1. My 1985 Toyota doesn’t qualify for the Cash for Clunkers program because it was rated at 19 mpg. It might have got 19 mpg in 1985, but today it barely gets 12. Plus, it burns about 2 quarts of oil per week. So much for the environment; I was going to buy one that got 48 mpg. Now I have to keep my gas guzzling, oil spewing environmental scourge.
2. People who already own environment-friendly cars won’t qualify either. The program rewards people who bought gas-guzzlers in the same way the bank bailouts rewarded people who walked out on their mortgages. Owners of fuel-efficient cars are getting screwed just like those of us who bought homes we could afford and made our mortgage payments.
3. If you have a clunker and want to buy a G.M or Chrysler car, G.M or Chrysler should have to come up with the cash. Maybe they could pry it from the $83 billion (and counting) we’ve already given them.

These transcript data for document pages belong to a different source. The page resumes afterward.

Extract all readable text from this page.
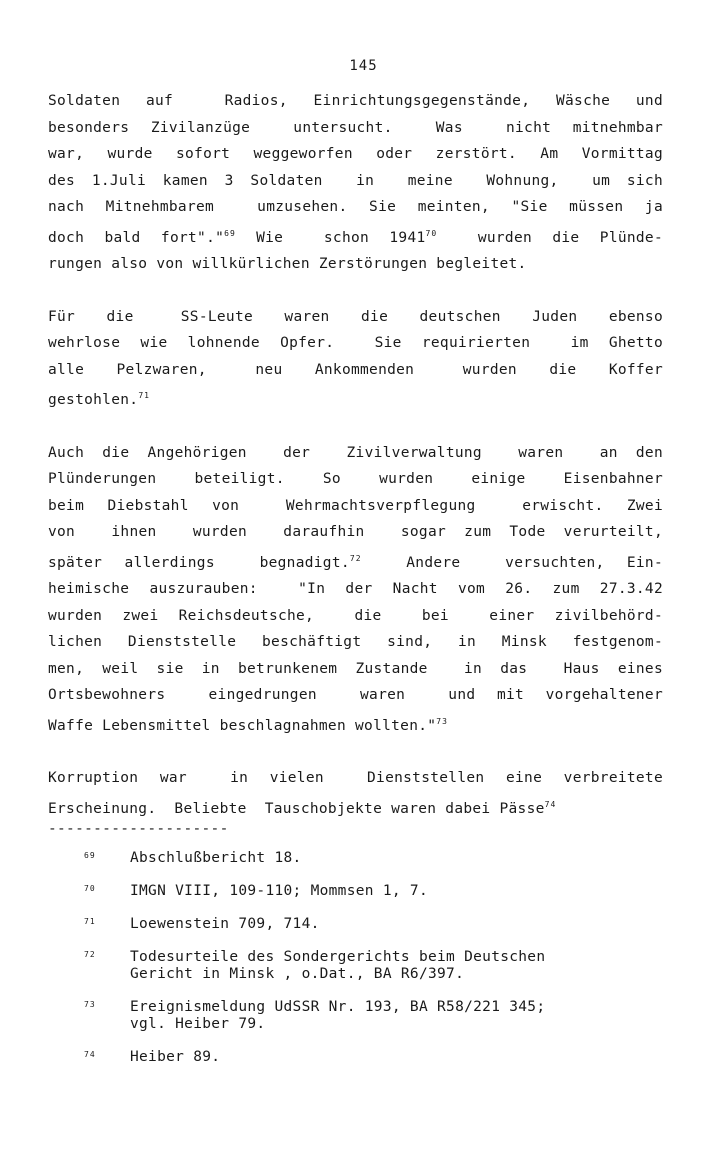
145
Soldaten auf  Radios, Einrichtungsgegenstände, Wäsche und
besonders Zivilanzüge  untersucht.  Was  nicht mitnehmbar
war, wurde sofort weggeworfen oder zerstört. Am Vormittag
des 1.Juli kamen 3 Soldaten  in  meine  Wohnung,  um sich
nach Mitnehmbarem  umzusehen. Sie meinten, "Sie müssen ja
doch bald fort"."$^{69}$ Wie  schon 1941$^{70}$  wurden die Plünde-
rungen also von willkürlichen Zerstörungen begleitet.
Für  die   SS-Leute  waren  die  deutschen  Juden  ebenso
wehrlose wie lohnende Opfer.  Sie requirierten  im Ghetto
alle  Pelzwaren,   neu  Ankommenden   wurden  die  Koffer
gestohlen.$^{71}$
Auch die Angehörigen  der  Zivilverwaltung  waren  an den
Plünderungen  beteiligt.  So  wurden  einige  Eisenbahner
beim Diebstahl von  Wehrmachtsverpflegung  erwischt. Zwei
von  ihnen  wurden  daraufhin  sogar zum Tode verurteilt,
später allerdings  begnadigt.$^{72}$  Andere  versuchten, Ein-
heimische auszurauben:  "In der Nacht vom 26. zum 27.3.42
wurden zwei Reichsdeutsche,  die  bei  einer zivilbehörd-
lichen Dienststelle beschäftigt sind, in Minsk festgenom-
men, weil sie in betrunkenem Zustande  in das  Haus eines
Ortsbewohners  eingedrungen  waren  und mit vorgehaltener
Waffe Lebensmittel beschlagnahmen wollten."$^{73}$
Korruption war  in vielen  Dienststellen eine verbreitete
Erscheinung.  Beliebte  Tauschobjekte waren dabei Pässe$^{74}$
--------------------
69	Abschlußbericht 18.
70	IMGN VIII, 109-110; Mommsen 1, 7.
71	Loewenstein 709, 714.
72	Todesurteile des Sondergerichts beim Deutschen
Gericht in Minsk , o.Dat., BA R6/397.
73	Ereignismeldung UdSSR Nr. 193, BA R58/221 345;
vgl. Heiber 79.
74	Heiber 89.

4. President Obama has hailed the program as a huge success. Only the government could brag about giving away money. Did they think that car buyers would turn it down? In reality, people who would have purchased cars months ago simply postponed their purchases in anticipation of the give-away. In any case, the true measure of success can only be calculated this fall when new car sales will be reduced by a number exactly equal to the number of Cash for Clunker buyers. Aside from the transfer of money from one group of taxpayers (the ones who didn’t qualify) to another (the ones who did), the net economic effect is zero.
5. Since the clunkers must be destroyed, our used car options will be reduced and used car prices will go up. For some of us, clunkers are all we can afford. A friend of mine just traded in his 1995 Toyota 4Runner (17 mpg) for a 2009 Honda Civic (27 mpg). I would have been happy to give him the $3,000 it was worth. But he got the full $4500 clunker bribe and didn’t even buy an American car.
6. The $1 billion allocated for the program was in addition to all previous bailout and stimulus money.
7. The $1 billion allocated for the program was not enough. After months of planning by the crack auto industry task force, the Obama administration grossly underestimated the demand. It was supposed to last until November, but didn’t last one week. Now we are being asked to come up with another $2 billion.
8. CITI was contracted to administer the program. I’d hate to see the companies the government rejected before they picked CITI – which had lost $34 billion last year and had to be bailed out with $45 billion of our tax money. How better to reward incompetence, than with a fat contract?
9. The Cash for Clunkers program started July 24, almost a month late. Two days later, the computers crashed. Shortly after that, and out-of-the-blue, the EPA decided to change the cars that qualified. The guidelines for the program was 150 pages; the application was 100 pages; CITI received $50 million for administering the program - all this to process a simple discount on a figurative handful of automobile purchases that took place during one week.
10. The principal value of the Cash for Clunkers program is its loud, stark warning that these arrogant, brash clowns should have little, if anything, to do with designing or running our health care system. After months of trying, Obama himself can’t show how his $1 trillion health care monstrosity can be controlled by the government or financed by taxes and “savings” squeezed from the health care system. He is basically asking us to trust him, and government. Will you trust him later, when he says we need another $2 trillion?